Noma is an acute gangrenous infection affecting the face. Its victims are mainly young children living in extreme poverty, chronically malnourished and with little access to medical care. Some 90 percent die within weeks of contracting this terrible disease, and survivors can be left severely disabled.
The disease was eradicated in Europe and North America a century ago, save for outbreaks in Nazi concentration camps. However, it persists in the world’s ‘noma belt’ - countries, such as Ethiopia, which border the Sahara and have high levels of malnutrition and poor access to medicine.
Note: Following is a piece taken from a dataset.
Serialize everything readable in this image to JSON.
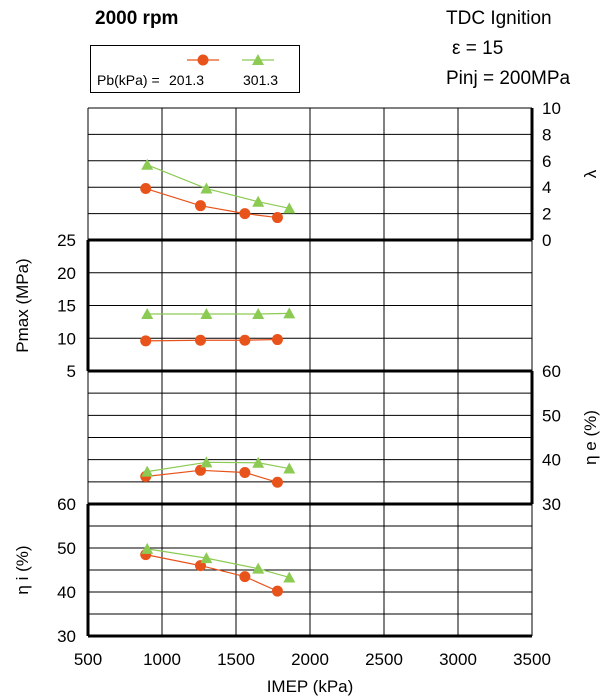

Noma develops when a child’s antibodies that normally fight external viruses become 'confused'. They turn on their host body, attacking the soft tissue of the cheek, mouth and nose. The World Health Organisation estimates that there are approximately 770,000 survivors of noma, with 140,000 new cases per year.
Survivors are left scarred and disabled. They are frequently unable to eat or speak normally, and confront great social stigma. Many individuals with a facial ‘difference’ are ostracised by their communities, and many of our young patients are denied their right to a school-place or even abandoned. Our patients come from poor, remote regions of Ethiopia, where there is little prospect of treatment without outside help.
Project Harar’s outreach team cover great distances, working with local health workers to contact noma survivors and raise awareness of the treatment available. We arrange free transport to the hospital, accommodation and care. Surgeons in Addis Ababa, assisted by visiting specialists, perform extremely complex surgical procedures to improve facial function and appearance, giving noma victims a new chance in life.